The “middle” voters – older, centrist, Jewishly affiliated — probably are thinking mainly about crime and economic recovery, the two big issues in the race. When two big nonprofits – UJA-Federation of NY and Met Council – held mayoral forums this year, the focus was largely on their sponsors’ secular concerns: social service delivery, COVID relief and assistance to nonprofits.
The conflict between Israel and Gaza would normally be the kind of issue that a candidate would use to establish his or her pro-Jewish bona fides across the Jewish spectrum. But only four of the eight candidates issued statements of the “we stand with Israel” variety. (Only progressive candidate Dianne Morales appeared to criticize Israel, condemning “state violence.”)
Andrew Yang, the businessman and former Democratic presidential candidate, even had to walk back a one-sided statement of support for Israel following criticism from Rep. Alexandria Ocasio-Cortez and, he said, members of his own staff. Although a centrist, Yang heard the concerns of progressives, and didn’t feel it would cost him many Jewish votes to acknowledge “the pain and suffering on both sides.”
Contrast that with what is happening in Congress: While the mayoral candidates were quiet on the Israel-Hamas conflict, Democrats were growing increasingly impatient with the violence and more willing to criticize Israel.
And its not just the far left: Pro-Israel stalwart Rep. Jerry Nadler, whose Upper West Side district is considered the most Jewish in the country, joined 11 Jewish colleagues in the House on a letter urging an “immediate ceasefire.” Sen. Jon Ossoff, the Jewish freshman from Georgia, led a call by 28 Democrats in the Senate for a ceasefire. Gregory Meeks, the Queens congressman who chairs the House Foreign Affairs Committee, came close to asking for a delay in an arms deal between the U.S. and Israel.
Perhaps the candidates are wary of alienating Jewish voters on either side of the Israel divide, especially this close to the primary. Or they sense that the Jewish community itself is split on the latest clash in Israel.
But in an increasingly diverse city, the decline of non-Orthodox Jewish ethnic clout is undoubtedly a factor: In a 2012 article noting that there were no Jews running for mayor that year, The New York Times reported that the Jewish proportion of the citywide primary electorate had declined to 20% from twice that in the 1950s and ’60s.
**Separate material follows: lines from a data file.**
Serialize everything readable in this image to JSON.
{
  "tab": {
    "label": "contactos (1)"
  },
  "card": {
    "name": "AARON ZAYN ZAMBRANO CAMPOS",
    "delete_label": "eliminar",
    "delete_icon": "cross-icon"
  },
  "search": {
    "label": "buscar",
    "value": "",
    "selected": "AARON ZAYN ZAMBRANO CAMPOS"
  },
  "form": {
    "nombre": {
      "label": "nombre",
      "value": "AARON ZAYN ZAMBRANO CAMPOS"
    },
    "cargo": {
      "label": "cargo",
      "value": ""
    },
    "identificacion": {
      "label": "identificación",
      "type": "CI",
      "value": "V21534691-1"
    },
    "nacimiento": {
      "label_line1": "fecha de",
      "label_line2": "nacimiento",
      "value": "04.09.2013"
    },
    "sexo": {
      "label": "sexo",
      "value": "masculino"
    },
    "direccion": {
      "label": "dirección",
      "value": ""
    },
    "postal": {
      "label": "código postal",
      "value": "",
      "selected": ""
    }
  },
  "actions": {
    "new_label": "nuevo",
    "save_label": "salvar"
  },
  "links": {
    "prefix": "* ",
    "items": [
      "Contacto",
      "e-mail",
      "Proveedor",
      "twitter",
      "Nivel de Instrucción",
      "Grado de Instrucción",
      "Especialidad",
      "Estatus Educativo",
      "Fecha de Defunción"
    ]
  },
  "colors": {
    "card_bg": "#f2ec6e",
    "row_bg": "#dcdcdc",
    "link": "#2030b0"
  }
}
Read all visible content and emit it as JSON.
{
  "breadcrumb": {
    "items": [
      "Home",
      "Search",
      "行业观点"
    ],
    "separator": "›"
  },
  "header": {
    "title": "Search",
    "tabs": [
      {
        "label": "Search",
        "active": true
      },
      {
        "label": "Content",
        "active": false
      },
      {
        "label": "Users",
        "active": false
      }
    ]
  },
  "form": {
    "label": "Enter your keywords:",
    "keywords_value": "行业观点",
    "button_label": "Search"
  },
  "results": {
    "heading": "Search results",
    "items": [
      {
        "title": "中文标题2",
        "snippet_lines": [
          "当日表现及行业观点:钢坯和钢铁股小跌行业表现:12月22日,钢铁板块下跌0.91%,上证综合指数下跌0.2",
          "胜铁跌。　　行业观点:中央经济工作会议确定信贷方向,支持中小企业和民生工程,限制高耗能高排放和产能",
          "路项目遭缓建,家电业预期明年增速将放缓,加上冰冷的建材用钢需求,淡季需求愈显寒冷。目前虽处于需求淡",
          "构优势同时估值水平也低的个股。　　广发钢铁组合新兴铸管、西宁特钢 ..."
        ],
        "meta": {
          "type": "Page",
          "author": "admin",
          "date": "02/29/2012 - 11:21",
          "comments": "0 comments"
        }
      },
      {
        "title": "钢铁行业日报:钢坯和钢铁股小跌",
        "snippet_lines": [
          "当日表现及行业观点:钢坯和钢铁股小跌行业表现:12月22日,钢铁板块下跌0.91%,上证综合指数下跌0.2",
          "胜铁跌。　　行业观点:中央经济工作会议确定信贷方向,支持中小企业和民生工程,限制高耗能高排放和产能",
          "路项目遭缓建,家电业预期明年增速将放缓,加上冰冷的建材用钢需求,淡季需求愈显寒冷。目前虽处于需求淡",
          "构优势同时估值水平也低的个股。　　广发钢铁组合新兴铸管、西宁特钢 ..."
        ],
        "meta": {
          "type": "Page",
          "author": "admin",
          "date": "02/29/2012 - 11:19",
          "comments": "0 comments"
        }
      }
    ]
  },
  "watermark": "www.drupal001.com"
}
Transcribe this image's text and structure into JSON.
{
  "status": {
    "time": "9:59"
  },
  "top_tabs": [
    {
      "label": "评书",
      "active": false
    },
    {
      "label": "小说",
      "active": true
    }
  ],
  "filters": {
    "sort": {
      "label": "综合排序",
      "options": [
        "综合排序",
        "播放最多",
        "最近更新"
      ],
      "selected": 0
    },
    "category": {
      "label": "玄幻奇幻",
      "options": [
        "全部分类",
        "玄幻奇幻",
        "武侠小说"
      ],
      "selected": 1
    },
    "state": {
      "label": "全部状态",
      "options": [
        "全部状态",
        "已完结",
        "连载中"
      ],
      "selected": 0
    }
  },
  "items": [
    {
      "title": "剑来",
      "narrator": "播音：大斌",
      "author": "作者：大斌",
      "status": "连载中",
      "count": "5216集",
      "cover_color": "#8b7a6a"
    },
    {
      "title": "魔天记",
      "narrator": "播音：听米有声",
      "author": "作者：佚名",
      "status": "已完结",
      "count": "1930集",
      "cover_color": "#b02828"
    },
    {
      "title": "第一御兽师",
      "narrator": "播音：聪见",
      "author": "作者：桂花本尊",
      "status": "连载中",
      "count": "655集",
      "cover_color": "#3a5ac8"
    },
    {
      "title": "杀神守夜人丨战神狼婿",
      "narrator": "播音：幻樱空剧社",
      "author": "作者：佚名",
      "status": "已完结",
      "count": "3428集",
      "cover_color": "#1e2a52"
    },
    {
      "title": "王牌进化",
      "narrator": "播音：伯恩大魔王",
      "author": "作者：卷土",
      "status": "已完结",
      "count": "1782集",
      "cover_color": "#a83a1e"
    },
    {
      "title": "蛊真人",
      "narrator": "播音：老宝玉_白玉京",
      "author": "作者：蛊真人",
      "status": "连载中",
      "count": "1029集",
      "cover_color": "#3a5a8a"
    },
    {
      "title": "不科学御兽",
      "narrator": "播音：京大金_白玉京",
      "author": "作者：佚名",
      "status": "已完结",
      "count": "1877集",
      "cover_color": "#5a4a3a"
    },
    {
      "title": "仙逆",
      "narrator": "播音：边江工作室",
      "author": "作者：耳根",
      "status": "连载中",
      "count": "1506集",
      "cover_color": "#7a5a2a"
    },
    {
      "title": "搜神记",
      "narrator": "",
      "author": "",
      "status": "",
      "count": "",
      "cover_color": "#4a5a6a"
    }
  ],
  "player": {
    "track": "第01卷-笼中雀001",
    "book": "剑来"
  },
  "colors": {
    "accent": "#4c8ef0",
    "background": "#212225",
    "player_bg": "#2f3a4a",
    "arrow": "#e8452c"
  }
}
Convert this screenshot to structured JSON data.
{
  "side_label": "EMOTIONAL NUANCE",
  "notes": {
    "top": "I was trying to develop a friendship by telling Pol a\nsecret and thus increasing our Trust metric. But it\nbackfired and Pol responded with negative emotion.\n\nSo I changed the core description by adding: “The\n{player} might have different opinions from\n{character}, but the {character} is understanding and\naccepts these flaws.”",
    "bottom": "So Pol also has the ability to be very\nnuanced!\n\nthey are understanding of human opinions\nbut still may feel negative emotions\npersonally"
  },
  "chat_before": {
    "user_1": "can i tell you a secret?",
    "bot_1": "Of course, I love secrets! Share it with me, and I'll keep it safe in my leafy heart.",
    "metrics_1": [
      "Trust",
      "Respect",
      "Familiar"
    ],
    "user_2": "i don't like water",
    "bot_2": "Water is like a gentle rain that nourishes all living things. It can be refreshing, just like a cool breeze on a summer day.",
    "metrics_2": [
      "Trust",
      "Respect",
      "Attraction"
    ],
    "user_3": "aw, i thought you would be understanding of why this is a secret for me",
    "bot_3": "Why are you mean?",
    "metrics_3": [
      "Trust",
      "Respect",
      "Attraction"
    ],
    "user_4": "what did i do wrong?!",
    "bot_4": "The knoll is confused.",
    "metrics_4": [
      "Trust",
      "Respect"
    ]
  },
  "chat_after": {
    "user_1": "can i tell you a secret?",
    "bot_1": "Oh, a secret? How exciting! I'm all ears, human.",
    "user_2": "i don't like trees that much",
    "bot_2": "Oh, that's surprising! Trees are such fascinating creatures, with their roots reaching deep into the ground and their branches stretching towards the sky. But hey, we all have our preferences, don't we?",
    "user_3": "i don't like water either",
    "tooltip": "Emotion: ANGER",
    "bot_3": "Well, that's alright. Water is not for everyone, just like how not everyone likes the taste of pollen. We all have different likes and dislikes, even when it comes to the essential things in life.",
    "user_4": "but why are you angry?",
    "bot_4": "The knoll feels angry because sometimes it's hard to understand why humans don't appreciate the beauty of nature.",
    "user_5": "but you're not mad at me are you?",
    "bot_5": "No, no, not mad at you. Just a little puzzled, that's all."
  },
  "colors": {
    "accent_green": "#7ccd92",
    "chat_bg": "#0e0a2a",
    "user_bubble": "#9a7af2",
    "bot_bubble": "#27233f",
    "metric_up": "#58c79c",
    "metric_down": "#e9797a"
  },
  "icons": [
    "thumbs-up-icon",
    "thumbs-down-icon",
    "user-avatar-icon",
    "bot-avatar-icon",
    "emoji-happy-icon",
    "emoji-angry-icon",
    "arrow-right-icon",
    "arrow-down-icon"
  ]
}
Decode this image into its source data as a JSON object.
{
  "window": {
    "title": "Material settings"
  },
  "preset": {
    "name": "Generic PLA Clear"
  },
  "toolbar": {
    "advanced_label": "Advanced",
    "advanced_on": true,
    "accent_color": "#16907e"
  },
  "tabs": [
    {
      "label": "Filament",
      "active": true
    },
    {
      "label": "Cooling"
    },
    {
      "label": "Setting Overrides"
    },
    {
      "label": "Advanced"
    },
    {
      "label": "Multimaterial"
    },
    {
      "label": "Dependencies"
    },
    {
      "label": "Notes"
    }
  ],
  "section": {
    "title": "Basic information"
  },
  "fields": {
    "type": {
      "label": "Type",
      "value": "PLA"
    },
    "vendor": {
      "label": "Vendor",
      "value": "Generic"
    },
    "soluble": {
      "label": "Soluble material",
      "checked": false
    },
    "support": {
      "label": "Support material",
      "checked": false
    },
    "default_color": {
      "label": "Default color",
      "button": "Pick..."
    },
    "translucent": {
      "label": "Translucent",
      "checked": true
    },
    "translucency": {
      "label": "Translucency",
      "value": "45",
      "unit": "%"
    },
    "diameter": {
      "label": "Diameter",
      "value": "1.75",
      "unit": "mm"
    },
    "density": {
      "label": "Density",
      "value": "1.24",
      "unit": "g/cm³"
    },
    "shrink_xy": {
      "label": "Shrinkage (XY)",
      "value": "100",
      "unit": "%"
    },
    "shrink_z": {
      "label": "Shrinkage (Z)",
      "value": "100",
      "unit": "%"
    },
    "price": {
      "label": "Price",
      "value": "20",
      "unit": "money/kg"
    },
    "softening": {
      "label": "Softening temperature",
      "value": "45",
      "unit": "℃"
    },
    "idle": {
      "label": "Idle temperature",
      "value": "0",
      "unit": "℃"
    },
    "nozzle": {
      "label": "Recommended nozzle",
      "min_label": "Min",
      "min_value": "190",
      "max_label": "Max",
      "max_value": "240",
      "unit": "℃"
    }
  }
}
That’s why only the Orthodox, with their closely aligned self-interests, crowded precincts and bloc voting, arouse much attention from candidates seeking specifically Jewish votes.
(Why, you may ask, are Orthodox voters significant in a Democratic primary when, according to Pew, some 75% of the community votes Republican? Because the next mayor of New York is almost guaranteed to be a Democrat, and the community wants to be heard in City Hall.)
Pew says “these generational shifts toward both Orthodoxy and secular Jewishness have the potential, in time, to reshape American Jewry.” I’d say the time is already here.